Conifex Adds 2nd Shift In El Dorado

Conifex Timber’s more than $80 million update of a former Georgia-Pacific sawmill in El Dorado means that almost everything at the mill is new, said Brett Bray, vice president of Conifex’s U.S. operations.

Among the new equipment: a dual-cab log yard crane and the primary breakdown system. The planing mill was a complete rebuild, and an auto-grader was added. The log yard was reconfigured and new scales were purchased.

The El Dorado mill now employs 140 and, between it and Conifex’s mill at Glenwood, the company has 300 workers in the state.

Bray expects the El Dorado mill to produce 150 million to 160 million board feet per year.

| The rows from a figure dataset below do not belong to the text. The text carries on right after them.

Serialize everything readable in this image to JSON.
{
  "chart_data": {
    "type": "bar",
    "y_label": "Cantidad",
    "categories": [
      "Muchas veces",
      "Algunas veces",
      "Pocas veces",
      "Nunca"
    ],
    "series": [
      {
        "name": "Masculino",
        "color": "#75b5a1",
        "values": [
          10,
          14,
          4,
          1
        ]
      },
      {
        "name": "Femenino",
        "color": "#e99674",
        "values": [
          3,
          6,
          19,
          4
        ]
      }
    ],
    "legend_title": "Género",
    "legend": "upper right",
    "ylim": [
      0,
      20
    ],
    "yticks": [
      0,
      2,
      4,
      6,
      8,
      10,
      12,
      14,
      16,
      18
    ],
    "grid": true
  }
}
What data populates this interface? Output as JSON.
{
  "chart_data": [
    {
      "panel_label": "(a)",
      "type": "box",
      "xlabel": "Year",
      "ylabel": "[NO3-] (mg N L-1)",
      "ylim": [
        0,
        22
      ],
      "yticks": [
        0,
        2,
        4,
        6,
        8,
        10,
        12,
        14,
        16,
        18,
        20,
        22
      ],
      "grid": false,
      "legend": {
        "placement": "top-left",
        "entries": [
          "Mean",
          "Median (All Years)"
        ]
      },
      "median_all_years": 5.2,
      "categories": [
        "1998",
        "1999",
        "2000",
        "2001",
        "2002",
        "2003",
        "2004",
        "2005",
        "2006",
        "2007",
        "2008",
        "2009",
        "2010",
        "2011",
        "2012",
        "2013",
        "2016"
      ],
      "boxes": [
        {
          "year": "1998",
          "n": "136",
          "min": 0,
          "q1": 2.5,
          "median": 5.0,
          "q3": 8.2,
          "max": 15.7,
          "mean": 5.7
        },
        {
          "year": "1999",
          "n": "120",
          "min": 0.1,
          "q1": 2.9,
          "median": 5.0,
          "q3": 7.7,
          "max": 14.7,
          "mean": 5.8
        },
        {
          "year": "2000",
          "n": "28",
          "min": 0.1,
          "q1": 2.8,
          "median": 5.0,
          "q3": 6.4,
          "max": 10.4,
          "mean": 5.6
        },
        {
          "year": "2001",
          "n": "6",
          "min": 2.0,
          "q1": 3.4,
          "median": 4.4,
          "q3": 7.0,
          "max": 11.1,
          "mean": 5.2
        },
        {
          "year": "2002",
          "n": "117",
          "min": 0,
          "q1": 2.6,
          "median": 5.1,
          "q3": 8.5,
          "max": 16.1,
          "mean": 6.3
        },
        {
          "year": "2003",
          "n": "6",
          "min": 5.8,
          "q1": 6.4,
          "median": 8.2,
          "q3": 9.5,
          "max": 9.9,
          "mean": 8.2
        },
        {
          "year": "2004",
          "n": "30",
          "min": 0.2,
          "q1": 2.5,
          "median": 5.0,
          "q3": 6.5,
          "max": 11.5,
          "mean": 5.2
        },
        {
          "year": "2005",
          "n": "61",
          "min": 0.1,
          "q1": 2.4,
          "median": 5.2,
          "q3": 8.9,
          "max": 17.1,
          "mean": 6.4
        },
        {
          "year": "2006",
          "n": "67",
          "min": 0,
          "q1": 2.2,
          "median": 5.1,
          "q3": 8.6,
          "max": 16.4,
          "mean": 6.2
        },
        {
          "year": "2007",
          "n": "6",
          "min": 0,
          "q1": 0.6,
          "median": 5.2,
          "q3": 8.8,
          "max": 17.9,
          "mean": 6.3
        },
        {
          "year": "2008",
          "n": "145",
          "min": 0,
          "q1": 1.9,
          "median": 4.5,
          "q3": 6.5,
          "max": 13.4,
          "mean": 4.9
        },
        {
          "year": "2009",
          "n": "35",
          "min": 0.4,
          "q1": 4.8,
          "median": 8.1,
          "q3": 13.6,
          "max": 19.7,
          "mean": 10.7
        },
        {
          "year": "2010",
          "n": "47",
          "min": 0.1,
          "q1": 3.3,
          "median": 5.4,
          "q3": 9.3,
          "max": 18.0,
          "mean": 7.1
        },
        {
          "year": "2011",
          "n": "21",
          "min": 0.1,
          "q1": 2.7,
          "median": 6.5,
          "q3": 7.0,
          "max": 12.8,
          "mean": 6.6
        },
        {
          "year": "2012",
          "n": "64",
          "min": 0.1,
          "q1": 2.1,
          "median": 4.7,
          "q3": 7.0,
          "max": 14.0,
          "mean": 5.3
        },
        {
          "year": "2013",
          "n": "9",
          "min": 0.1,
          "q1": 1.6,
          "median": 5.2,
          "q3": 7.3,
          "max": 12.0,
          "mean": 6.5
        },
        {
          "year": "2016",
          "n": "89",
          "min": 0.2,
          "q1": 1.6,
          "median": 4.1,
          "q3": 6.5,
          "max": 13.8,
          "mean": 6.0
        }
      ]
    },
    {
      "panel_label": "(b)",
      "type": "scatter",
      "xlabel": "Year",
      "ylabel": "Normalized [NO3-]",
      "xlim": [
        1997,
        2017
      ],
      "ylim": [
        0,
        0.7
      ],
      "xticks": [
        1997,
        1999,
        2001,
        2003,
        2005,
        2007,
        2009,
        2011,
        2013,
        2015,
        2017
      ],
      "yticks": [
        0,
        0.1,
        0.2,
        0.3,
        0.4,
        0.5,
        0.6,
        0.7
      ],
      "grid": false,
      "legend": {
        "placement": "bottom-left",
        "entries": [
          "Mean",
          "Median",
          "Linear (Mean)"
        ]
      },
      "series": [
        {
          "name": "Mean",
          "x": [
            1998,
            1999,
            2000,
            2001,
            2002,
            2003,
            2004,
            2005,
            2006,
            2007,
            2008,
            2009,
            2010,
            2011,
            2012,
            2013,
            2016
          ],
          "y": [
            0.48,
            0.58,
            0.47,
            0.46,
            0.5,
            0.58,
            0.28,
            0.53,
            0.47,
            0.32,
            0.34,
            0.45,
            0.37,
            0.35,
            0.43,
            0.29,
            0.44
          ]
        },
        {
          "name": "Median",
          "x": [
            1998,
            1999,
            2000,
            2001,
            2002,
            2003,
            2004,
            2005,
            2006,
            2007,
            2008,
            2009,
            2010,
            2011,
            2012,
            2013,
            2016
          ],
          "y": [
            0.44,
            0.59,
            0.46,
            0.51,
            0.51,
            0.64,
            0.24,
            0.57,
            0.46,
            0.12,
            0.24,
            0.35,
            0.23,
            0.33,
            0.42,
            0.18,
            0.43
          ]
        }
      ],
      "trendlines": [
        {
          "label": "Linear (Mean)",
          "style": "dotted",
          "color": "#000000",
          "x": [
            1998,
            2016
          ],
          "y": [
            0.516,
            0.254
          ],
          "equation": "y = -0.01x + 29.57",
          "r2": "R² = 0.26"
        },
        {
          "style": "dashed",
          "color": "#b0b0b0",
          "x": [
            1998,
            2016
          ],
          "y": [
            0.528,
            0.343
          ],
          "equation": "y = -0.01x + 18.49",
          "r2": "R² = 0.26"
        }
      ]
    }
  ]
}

The company added a second shift in August.

See what Brett Bray said in a recent Arkansas Business Executive Q&A.

Although improved technology has streamlined some employment in the industry, Bray said it’s responsible for the loss of only seven or eight jobs. “You’ve still got to have somebody to push the button. And then you’ve still got to have a skilled electrician or mechanic or IT person to work on it.”

Conifex, based in Vancouver, hasn’t had trouble finding employees, Bray said. In Glenwood, the company had 300 applicants for 100 positions. And in El Dorado, “they’ve had zero problems” finding workers.

The turnover rate is about 9 percent, he said, “which is doing extremely well for the sawmill industry. I’ve seen them as high as 50 percent.”

The company has added a second shift at the Glenwood mill as well.

“It warms your heart to see the people come back to work,” he said.